La Corte di Cassazione, riteneva, in effetti, di dover dar ragione all’imputato, accogliendo il relativo ricorso.

Secondo la Cassazione, infatti, il reato di resistenza a pubblico ufficiale presuppone una condotta di “violenza” o di “minaccia” del soggetto che si oppone all’atto del pubblico ufficiale stesso.

Di conseguenza, per ritenere configurabile questo reato, è necessario che l’imputato impieghi la forza nei confronti del pubblico ufficiale, tenendo un comportamento “percepibile come minaccioso” e “volto a contrastare il compimento dell’atto del pubblico ufficiale”.

Pertanto, secondo la Cassazione, “il delitto non è configurabile nel caso in cui l’agente ponga in essere una condotta di mera resistenza passiva, come nel caso egli si dia semplicemente alla fuga, ovvero (ma si tratta di fattispecie che non viene in rilievo nel caso di specie) quando si limiti a divincolarsi come una reazione spontanea ed istintiva al compimento dell’atto del pubblico ufficiale”.

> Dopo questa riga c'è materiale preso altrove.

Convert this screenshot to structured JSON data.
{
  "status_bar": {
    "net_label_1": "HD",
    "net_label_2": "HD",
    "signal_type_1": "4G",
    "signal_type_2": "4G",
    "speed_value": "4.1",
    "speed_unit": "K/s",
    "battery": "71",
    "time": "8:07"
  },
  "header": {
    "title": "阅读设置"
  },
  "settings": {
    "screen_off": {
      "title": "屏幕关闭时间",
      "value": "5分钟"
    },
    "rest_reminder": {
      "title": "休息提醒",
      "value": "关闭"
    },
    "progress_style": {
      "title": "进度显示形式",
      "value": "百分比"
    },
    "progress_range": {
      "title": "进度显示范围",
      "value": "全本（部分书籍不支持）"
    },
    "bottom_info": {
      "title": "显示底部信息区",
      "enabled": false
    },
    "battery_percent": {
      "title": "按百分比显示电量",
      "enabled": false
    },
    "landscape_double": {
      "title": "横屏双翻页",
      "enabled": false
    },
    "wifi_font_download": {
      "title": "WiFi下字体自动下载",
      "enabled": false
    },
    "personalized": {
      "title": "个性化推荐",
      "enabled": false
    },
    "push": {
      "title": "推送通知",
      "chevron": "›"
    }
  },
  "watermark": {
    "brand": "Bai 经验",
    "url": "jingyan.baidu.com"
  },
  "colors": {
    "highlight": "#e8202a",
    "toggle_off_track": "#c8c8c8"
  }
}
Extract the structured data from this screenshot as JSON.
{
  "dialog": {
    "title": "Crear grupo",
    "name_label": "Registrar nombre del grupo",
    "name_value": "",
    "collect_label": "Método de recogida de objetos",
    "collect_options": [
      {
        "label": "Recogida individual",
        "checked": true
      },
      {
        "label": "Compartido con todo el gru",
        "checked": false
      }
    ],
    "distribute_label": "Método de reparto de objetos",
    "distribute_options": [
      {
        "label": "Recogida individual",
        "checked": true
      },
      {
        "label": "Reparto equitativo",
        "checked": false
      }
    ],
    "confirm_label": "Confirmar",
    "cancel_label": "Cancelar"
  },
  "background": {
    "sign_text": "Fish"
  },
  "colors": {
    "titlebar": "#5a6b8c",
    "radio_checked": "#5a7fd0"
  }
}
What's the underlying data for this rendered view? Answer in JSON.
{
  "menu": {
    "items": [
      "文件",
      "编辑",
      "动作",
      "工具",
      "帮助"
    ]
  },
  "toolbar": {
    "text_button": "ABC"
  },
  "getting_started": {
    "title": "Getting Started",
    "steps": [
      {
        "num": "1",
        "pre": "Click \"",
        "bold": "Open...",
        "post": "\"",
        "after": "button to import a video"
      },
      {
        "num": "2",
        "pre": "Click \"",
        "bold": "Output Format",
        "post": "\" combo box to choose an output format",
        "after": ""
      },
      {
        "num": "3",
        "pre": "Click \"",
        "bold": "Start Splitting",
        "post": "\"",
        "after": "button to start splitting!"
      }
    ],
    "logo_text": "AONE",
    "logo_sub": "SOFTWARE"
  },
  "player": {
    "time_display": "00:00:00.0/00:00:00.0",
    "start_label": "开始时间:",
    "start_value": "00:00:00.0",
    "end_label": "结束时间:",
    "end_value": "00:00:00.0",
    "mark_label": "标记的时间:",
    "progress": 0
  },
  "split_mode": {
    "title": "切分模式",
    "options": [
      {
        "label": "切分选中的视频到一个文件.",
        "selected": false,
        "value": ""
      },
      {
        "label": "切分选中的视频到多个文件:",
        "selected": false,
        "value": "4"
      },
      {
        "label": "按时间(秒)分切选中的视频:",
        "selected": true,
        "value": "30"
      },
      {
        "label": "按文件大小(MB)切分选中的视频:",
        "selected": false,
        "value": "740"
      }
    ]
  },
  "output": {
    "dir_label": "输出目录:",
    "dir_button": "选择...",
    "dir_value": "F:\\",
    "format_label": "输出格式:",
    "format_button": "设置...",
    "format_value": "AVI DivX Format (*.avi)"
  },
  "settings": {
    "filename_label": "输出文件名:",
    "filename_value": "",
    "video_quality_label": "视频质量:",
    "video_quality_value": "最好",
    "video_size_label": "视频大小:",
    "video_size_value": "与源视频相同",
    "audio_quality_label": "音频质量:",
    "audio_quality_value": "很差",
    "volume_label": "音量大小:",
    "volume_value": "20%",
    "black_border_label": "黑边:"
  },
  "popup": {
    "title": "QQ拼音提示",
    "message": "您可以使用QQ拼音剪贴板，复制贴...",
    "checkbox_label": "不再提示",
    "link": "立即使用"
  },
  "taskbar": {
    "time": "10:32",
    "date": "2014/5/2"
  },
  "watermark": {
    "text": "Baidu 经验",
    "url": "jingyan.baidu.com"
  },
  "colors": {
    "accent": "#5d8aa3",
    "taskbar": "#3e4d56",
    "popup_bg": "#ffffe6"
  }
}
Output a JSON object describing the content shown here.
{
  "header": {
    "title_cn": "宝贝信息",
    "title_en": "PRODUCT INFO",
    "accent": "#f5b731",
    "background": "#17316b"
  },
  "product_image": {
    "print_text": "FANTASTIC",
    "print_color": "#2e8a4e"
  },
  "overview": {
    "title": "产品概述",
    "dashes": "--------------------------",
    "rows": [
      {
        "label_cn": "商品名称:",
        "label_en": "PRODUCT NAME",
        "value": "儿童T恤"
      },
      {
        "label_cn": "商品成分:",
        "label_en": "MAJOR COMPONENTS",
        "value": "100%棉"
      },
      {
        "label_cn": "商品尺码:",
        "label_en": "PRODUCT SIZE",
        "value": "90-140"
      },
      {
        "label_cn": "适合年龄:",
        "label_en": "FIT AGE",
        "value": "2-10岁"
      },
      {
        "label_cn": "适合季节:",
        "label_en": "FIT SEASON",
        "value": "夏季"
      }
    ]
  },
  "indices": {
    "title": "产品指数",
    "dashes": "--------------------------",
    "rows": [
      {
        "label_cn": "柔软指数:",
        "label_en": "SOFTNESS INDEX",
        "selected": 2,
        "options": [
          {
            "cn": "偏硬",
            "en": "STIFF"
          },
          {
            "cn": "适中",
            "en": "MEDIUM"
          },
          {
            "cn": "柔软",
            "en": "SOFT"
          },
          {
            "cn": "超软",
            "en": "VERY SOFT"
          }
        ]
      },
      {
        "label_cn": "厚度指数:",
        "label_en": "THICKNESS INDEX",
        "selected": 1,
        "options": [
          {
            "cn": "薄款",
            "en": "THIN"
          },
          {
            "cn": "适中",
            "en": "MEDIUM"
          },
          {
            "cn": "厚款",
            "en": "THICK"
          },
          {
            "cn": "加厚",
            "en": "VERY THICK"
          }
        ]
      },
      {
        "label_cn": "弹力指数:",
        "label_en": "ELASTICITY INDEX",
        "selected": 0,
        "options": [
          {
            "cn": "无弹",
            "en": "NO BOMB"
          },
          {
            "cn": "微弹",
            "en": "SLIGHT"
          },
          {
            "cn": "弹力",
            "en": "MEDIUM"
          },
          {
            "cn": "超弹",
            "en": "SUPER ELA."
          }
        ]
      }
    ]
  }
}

In tal senso, peraltro, si è espressa la stessa Corte di Cassazione, con la sentenza n. 35448 del 08 luglio 2002, con la quale è stato precisato che “nel reato di resistenza a pubblico ufficiale, la violenza o minaccia deve consistere in un comportamento idoneo ad opporsi all’atto che il pubblico ufficiale sta legittimamente compiendo, in grado di ostacolarne la realizzazione; sicché, in mancanza di elementi che rendano evidente la messa in pericolo per la pubblica incolumità e l’indiretta coartazione psicologica dei pubblici ufficiali, l’agente non deve rispondere di tale reato”.
Alla luce di tali considerazione, la Corte di Cassazione riteneva che il reato di “resistenza a pubblico ufficiale” non fosse sussistente, non essendo stato provato che l’imputato fosse fuggito agli agenti “tenendo una condotta di guida tale da porre deliberatamente in pericolo l’incolumità personale degli agenti inseguitori e della collettività e, dunque, da integrare la contestata resistenza”.

La Corte, pertanto, accoglieva il ricorso presentato dall’imputato, annullando la sentenza impugnata relativamente al reato di cui all’art. 337 c.p., “perché il fatto non sussiste”, eliminando la relativa pena che era stata comminata (due mesi di reclusione e 667 Euro di multa).